Há um conceito por trás do álbum, uma tentativa de transferir para o plano humano a alotropia (capacidade de um elemento químico apresentar formas e propriedades distintas) do carbono. Ele pode encontrar-se na mistura de sonoridades (que vão da tradição sertaneja ao rock mais desbragado) e no cariz humanista das letras (preocupadas com o equilíbrio ecológico mas, de forma quase geral, louvavelmente desprovidas de declarações grandiosas ou de proclamações políticas). No entanto, como tantas vezes sucede em casos similares, é perfeitamente possível apreciar-se este lote de canções sem o conhecer.
O primeiro álbum de Natalie Prass, gravado em 2012 e deixado a marinar até 2015, encontra-se repleto de canções delicadas assentes em orquestrações ambiciosas. Na Pitchfork escreveram que se destacou dos restantes trabalhos de música de autêntica raiz americana (definida em pinceladas largas como uma mistura de soul, country e sonoridade dos musicais da Broadway) não pela sua genuinidade (disso há aos montes, aparentemente) mas pela sua artificialidade. Talvez tenham razão. Há no trabalho um lado cerebral, polido, meticuloso, que poderia revelar-se excessivo e afastar o ouvinte.
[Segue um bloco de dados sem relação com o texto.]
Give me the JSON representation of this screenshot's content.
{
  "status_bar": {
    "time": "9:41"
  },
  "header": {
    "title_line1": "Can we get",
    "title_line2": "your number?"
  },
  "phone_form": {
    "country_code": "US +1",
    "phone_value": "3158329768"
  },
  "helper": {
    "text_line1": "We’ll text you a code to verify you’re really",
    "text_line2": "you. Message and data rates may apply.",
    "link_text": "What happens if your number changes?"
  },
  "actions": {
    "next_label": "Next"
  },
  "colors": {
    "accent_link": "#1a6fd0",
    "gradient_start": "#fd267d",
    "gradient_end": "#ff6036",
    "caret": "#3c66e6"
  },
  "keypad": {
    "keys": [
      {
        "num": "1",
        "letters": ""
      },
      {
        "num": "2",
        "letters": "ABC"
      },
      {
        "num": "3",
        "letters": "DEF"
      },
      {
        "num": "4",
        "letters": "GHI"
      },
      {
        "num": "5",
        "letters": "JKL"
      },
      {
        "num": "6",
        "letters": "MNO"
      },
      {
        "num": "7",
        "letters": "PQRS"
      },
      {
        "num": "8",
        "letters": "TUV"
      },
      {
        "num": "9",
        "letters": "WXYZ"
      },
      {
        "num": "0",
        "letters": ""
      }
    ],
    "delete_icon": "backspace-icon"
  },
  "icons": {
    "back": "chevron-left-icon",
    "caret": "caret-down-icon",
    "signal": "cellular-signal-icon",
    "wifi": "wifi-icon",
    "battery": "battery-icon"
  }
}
Em vez disso, mantém-no envolvido e expectante.
(Numa análise rápida, é possível que este vídeo também pareça demasiado artificial e, acima de tudo, demasiado colorido para o Inverno; e, todavia - desculpem-me desde já mas ao sábado permito-me o ocasional excesso -, um raio de Sol por entre a chuva gera quase sempre um arco-íris.)
Depois de um par de magníficos álbuns intimistas, Julia Holter soltou-se e realizou o que, forçado a escolher sob ameaça de um leitor de CDs carregado com um disco de Tony Carreira, eu provavelmente designaria álbum do ano.
Armando Teixeira (aka Balla) continua a fazer alguma da melhor pop nacional. E ou fui eu que me habituei à sua voz ou canta hoje muito melhor do que no início da carreira.
Na música como noutras artes, o niilismo tem uma vertente reconfortante: existe afinal alguém com quem partilhar raiva e desencanto. Nos álbuns anteriores, as canções da californiana Chelsea Wolfe (intituladas Feral Love, Destruction Makes the World Burn Brighter ou They'll Clap When You're Gone) pareciam encontrar-se sempre à beira da explosão - mas esta nunca ocorria. Nos quatro primeiros temas de The Abyss, Wolfe permite que a sua música se expanda e entre quase no território do heavy metal. Depois acalma, como que percebendo a inutilidade do exercício.